Ci sono molti modi per comprendere il creato, e solo Dio sa quanto ne abbiamo bisogno. Chi non crede nel Dio della Bibbia può metterci qualunque altro nome, e comunque resta un grande artista.
Il primo approccio, basilare, consiste nel guardare il mondo senza occhi conquistatori, perché quando crediamo di dominare la natura siamo come quei bambini che rompono il giocattolo per sentirsi grandi. La natura non è il nostro giocattolo, e neanche una parte di noi. Siamo noi a esserne parte.
Il secondo modo è naturalmente conoscerla, cercando di distinguere tra ciò che esiste a prescindere dall’uomo e ciò che deriva dalla mediazione, o dalla distruzione umana. Il fotografo Roberto Andrighetto si occupa da molto tempo di natura “selvaggia” e ne ama particolarmente la rappresentazione estrema – la fauna d’alta quota –, ben sapendo che la wilderness è un concetto sempre più raro nella vecchia Europa e che gli animali delle Alpi sono i superstiti di una relazione difficile tra gli esseri viventi e il loro ambiente.

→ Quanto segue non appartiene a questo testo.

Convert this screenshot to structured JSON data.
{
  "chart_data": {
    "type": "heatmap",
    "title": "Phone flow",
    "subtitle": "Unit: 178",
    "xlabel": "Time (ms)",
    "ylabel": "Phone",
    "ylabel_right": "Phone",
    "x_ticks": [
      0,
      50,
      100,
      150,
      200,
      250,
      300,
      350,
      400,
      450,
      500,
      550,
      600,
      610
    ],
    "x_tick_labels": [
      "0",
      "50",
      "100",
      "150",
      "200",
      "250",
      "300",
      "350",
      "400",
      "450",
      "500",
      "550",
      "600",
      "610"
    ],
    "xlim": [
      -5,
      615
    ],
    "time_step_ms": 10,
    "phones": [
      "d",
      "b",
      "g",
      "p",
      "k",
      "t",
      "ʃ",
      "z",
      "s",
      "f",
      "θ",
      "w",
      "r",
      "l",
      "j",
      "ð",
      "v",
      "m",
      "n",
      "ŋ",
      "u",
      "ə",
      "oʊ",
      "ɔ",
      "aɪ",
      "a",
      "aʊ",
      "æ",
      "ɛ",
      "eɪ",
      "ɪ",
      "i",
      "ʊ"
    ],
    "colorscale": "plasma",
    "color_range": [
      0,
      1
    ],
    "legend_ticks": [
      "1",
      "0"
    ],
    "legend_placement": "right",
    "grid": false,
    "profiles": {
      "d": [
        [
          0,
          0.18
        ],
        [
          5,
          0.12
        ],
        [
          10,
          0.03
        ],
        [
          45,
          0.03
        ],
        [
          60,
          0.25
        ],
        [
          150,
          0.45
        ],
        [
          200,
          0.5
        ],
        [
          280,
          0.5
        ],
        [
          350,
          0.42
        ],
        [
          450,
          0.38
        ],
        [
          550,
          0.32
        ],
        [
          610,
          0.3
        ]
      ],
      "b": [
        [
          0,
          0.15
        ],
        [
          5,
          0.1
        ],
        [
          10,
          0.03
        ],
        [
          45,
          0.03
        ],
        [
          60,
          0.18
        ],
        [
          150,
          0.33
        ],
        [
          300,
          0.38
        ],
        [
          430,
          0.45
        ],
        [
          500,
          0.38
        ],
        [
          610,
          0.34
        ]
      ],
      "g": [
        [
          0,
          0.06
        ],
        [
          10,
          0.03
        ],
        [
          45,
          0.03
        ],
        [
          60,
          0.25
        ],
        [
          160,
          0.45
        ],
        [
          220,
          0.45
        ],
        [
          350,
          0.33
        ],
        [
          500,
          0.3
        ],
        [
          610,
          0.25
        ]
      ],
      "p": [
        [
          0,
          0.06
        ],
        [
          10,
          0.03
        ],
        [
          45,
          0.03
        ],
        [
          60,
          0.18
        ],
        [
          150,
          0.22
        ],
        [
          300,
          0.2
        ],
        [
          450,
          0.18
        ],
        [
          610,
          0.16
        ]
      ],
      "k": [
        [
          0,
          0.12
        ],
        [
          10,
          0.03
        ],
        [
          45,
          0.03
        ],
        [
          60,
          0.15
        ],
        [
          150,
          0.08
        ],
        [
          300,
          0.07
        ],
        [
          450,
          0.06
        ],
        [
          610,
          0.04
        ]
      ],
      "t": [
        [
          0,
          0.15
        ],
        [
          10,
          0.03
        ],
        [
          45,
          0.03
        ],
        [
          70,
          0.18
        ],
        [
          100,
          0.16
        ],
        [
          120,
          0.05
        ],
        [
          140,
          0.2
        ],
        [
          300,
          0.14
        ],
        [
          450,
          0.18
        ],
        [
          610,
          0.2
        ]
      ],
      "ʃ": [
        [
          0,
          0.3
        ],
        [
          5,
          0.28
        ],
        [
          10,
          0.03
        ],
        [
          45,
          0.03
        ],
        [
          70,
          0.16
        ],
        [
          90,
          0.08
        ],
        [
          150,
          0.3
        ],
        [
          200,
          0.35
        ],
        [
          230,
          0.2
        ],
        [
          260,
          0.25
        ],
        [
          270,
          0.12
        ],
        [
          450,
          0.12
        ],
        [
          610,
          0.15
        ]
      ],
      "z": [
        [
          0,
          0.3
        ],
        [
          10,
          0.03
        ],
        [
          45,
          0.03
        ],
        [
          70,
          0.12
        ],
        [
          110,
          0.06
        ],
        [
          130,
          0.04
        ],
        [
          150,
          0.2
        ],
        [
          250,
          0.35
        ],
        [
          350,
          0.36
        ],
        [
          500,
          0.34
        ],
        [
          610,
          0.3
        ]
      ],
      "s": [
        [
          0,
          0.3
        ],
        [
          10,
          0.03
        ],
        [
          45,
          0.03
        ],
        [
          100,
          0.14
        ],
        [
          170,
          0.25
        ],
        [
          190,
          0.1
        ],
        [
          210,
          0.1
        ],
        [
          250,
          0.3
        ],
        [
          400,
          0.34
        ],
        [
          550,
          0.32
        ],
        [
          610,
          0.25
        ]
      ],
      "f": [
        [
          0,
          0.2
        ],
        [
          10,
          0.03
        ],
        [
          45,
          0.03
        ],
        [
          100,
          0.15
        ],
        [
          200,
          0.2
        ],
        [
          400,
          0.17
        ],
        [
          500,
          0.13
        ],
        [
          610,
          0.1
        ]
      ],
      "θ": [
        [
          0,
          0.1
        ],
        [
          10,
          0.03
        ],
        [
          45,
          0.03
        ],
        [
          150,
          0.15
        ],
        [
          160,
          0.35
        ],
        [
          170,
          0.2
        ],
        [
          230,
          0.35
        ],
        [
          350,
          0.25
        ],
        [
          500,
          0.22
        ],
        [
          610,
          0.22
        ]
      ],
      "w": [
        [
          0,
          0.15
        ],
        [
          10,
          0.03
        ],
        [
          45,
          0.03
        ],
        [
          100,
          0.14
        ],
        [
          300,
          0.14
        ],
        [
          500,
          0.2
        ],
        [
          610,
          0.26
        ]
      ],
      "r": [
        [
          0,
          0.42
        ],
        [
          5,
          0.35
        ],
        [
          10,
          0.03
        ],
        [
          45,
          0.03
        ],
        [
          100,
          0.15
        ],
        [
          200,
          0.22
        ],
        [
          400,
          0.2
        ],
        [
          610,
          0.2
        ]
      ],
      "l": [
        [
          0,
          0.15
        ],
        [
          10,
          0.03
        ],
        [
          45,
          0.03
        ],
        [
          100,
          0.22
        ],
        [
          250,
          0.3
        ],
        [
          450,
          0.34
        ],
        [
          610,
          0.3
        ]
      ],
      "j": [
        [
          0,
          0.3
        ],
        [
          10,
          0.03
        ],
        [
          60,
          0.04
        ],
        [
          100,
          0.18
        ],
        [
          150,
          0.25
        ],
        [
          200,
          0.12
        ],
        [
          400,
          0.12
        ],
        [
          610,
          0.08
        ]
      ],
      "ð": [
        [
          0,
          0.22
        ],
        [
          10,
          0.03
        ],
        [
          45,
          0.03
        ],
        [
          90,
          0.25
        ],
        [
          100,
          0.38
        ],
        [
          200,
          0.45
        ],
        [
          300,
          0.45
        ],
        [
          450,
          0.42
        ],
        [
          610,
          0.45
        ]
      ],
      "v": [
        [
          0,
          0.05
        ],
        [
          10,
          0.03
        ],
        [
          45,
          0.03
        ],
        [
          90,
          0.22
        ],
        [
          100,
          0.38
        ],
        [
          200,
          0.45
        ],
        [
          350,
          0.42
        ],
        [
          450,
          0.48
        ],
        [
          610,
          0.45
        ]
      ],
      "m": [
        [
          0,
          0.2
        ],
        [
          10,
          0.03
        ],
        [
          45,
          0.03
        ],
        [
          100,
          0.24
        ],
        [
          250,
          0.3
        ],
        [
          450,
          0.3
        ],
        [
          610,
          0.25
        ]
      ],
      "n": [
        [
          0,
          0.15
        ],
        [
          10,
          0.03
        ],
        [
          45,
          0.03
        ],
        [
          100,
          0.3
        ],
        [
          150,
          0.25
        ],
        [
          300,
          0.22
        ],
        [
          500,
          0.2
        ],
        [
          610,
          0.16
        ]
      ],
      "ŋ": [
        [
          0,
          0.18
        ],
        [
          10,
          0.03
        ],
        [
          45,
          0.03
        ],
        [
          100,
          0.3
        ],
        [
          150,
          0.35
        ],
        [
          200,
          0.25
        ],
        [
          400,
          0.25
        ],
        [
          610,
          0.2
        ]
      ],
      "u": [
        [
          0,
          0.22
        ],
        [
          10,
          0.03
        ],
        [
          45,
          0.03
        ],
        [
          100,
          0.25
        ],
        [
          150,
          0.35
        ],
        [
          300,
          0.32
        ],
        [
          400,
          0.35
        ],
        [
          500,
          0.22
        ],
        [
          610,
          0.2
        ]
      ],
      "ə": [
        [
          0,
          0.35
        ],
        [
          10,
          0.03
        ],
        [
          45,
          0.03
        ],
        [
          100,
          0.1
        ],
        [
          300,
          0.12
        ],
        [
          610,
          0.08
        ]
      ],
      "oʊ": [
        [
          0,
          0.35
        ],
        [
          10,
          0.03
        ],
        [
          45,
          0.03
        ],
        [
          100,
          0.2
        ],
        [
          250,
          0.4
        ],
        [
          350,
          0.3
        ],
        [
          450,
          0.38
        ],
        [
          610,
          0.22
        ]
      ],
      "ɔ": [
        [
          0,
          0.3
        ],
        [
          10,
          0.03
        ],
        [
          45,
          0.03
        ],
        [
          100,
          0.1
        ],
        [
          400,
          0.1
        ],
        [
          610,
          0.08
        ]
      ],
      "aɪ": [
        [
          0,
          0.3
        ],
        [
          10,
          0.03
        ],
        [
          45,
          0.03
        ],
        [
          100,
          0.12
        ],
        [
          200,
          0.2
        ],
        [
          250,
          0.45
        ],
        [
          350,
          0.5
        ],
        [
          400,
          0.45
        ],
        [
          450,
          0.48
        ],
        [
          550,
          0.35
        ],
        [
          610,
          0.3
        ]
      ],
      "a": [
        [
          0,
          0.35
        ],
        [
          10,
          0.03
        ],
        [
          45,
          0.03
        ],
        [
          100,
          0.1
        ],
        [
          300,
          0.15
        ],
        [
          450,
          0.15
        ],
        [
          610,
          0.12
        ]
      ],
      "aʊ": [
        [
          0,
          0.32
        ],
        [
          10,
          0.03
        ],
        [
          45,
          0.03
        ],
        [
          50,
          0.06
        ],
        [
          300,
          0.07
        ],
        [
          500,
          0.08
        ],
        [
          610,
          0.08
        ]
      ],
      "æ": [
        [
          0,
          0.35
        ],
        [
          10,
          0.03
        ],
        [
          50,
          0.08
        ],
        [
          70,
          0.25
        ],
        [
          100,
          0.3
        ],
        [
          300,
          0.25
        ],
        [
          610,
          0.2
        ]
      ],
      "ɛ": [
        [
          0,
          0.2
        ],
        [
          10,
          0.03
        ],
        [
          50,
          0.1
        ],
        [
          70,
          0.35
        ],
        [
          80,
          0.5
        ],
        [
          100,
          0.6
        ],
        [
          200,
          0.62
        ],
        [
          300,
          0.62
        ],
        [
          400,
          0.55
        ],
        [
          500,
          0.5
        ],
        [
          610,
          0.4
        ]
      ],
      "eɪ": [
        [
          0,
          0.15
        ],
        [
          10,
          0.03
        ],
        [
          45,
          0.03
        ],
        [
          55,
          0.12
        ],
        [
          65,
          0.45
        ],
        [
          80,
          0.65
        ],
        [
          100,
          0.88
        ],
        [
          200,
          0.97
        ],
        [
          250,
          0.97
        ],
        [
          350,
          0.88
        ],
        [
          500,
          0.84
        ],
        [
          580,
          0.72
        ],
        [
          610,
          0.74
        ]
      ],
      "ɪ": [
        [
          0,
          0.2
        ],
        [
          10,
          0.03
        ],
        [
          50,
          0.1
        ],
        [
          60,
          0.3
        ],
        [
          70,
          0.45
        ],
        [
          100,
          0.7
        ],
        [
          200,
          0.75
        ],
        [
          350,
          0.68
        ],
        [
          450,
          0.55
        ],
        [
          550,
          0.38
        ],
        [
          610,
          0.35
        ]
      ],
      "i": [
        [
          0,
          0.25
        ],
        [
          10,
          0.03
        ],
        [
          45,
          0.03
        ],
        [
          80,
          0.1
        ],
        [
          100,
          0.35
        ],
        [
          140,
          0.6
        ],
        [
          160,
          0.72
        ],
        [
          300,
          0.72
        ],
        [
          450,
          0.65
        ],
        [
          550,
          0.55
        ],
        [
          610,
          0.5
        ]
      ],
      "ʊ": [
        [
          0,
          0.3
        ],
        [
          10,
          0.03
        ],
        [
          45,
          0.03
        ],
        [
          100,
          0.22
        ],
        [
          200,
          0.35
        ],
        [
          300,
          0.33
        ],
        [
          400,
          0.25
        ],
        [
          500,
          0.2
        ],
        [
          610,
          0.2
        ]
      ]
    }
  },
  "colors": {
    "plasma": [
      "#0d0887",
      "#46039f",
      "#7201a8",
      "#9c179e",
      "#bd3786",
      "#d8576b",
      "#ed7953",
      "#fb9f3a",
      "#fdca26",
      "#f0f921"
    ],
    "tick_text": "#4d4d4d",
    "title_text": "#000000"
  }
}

Uomo compreso. Per esempio diamo per scontato che il camoscio sia un animale d’alta montagna, ma il camoscio abita tranquillamente le medie altezze e si trova bene anche sugli affioramenti rocciosi di bassa quota. Forse è diventato un rifugiato per necessità, e forse l’uomo ha fatto la sua parte.
Un terzo modo per capire e amare la natura è raccontarla. Andrighetto fa questo: racconta la meraviglia della natura alpina fermando i momenti speciali e accostandoli come i fotogrammi di una storia. Non è solo una scelta estetica, perché c’è anche lo sforzo di catturare la “personalità” degli animali, il comportamento, ma l’aspetto estetico è fondamentale. Il risultato è veramente notevole ed è la prova che l’uomo che conosce e ama può aggiungere qualcosa alla bellezza della natura, ricreandola attraverso il proprio sguardo. Andrighetto non toglie niente e restituisce molto, traducendo lo stupore in immagine. Se ci mettiamo nei suoi occhi restiamo senza parole, perché la parola non basta più.